Adopting the framework of Anglo Analytic Virtue Epistemology, I ask of the Sanskrit epic, the Mahābhārata, the question: What sort of character or intellectual virtues must a good knower have? Then, motivated by broadly feminist sensibilities, I raise the concern whether motivations for knowing the world can be associated with motivations to rectify injustices in that world – whether, in other words, a good knower is also a ‘just knower.’ I go on to explore the structure of humility and shame as “virtues of truth” in the epic to see whether they can establish a connection between knowing and justice.

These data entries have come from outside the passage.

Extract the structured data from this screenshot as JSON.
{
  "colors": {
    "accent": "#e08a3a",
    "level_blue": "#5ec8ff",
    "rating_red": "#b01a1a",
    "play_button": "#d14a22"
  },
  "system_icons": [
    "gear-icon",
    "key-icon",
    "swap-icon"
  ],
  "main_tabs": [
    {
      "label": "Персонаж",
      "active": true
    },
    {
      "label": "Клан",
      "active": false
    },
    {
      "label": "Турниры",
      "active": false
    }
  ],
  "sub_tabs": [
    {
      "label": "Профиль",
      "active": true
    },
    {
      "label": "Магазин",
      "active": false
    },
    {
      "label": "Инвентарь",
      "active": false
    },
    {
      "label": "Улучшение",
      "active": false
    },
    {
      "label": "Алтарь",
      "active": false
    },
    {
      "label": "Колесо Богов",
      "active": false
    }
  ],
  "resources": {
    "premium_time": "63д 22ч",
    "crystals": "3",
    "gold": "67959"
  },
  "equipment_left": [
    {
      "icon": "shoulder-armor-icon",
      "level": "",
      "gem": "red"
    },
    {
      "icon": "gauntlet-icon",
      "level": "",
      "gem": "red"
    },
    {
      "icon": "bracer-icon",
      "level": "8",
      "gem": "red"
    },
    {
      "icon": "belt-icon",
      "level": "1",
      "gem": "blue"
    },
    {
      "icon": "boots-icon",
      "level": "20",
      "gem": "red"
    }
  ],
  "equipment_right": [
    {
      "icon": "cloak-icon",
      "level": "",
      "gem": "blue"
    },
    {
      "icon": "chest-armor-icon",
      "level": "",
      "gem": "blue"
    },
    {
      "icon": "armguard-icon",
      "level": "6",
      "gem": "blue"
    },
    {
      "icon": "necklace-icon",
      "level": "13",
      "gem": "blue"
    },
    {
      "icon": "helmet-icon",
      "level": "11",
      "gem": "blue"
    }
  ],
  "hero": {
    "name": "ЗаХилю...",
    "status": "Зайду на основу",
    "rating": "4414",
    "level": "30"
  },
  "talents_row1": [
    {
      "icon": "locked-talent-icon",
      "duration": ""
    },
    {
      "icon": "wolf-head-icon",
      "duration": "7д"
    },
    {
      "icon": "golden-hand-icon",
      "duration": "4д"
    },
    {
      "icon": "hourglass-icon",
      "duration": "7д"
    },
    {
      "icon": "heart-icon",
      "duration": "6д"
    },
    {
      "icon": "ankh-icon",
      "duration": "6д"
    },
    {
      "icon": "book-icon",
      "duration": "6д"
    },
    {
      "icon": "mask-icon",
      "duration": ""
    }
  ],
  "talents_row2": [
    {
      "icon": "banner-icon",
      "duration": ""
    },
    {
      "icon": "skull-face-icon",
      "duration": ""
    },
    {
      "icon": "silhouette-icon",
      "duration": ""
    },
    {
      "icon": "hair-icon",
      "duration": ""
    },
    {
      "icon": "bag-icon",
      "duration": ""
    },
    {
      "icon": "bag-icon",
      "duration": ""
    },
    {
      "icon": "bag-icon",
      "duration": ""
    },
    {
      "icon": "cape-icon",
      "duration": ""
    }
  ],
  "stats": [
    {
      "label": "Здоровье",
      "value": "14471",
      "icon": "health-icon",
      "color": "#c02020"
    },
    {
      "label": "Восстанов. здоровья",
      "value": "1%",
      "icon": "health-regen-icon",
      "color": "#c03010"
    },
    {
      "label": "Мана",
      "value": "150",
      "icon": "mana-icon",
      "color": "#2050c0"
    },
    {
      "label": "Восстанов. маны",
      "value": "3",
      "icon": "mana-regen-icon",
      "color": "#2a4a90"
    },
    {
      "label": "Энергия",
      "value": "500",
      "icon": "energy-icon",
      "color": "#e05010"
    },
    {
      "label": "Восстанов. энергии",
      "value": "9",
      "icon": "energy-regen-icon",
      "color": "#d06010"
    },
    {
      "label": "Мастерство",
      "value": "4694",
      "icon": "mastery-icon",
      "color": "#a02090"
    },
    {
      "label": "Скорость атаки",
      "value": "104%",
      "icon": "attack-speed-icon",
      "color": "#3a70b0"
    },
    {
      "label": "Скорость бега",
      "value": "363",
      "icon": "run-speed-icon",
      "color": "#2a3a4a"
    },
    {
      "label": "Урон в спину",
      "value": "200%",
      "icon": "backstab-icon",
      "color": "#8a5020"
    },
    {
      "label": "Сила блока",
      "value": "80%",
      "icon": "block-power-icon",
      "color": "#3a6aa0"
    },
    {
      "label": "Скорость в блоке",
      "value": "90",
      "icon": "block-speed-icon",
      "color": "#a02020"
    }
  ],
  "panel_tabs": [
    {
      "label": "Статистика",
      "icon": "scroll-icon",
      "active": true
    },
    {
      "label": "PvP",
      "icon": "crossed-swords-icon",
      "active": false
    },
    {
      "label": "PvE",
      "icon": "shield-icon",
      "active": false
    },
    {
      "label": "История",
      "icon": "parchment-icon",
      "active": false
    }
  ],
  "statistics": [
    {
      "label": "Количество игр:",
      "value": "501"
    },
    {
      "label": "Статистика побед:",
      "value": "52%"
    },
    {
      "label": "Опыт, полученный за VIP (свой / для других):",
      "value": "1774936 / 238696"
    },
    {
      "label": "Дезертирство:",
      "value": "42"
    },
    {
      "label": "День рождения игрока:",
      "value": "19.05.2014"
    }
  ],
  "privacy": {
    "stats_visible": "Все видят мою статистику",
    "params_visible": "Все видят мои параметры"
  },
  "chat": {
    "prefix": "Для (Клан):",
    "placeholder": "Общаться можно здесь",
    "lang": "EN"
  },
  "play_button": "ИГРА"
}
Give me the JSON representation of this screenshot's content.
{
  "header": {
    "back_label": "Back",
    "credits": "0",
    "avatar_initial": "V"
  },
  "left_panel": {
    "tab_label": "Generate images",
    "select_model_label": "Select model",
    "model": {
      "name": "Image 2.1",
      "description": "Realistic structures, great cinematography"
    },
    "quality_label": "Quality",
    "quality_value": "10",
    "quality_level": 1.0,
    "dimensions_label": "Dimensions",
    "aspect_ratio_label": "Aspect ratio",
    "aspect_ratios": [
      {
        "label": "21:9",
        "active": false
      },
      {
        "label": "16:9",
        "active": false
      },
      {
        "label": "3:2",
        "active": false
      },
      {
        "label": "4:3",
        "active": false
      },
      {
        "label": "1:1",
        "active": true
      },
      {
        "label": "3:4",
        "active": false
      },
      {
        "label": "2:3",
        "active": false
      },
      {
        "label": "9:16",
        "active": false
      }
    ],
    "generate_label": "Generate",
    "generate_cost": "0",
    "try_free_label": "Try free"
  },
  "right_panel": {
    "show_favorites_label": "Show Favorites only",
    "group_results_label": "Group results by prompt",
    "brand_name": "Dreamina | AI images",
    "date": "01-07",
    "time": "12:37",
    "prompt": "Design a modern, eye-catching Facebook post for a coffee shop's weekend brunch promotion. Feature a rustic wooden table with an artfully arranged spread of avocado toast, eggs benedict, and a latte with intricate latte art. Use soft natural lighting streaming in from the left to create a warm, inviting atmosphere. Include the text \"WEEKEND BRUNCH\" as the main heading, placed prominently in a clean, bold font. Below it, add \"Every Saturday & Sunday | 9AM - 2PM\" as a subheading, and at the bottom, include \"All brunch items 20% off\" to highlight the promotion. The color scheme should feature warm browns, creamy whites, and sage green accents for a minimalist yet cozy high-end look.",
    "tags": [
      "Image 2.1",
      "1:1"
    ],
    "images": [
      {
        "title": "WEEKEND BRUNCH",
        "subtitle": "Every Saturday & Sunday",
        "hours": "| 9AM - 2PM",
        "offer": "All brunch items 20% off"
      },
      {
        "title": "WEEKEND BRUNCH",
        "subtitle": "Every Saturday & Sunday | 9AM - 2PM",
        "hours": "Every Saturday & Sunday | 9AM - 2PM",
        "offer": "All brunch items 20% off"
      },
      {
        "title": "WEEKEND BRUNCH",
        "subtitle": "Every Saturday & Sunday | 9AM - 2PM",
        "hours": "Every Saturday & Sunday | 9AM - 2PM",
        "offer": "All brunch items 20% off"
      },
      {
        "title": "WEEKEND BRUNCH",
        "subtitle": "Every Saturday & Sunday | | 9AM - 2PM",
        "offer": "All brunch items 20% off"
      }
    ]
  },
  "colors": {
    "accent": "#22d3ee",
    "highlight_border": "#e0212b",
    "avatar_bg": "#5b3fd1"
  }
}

Philosophy Seminar Series.
Date: Thursday, 28 March 2013
Time: 2pm – 4pm
Venue: Philosophy Resource Room (AS3 #05-23)
Speaker: Vrinda Dalmiya, Associate Professor of Philosophy, University of Hawai’i at Manoa
Moderator: Dr. Ben Blumson

About the Speaker:

Professor Dalmiya is a feminist epistemologist who did her doctoral studies at Brown University. She has taught at Montana State University, Indian Institute of Technology in Delhi, and is currently Associate Professor of Philosophy at the University of Hawaii at Manoa. Her research has expanded into the area of Ethics and she has published on a wide range of topics, ranging from truth and interpretation, Feminism and naturalized epistemology, epistemic humility, to wisdom and love, and care ethics. The Royal Institute of London recently invited her to give a lecture, “From Good Knowers to Just Knowers in the Mahābhārata: Towards a Comparative Virtue Epistemology.”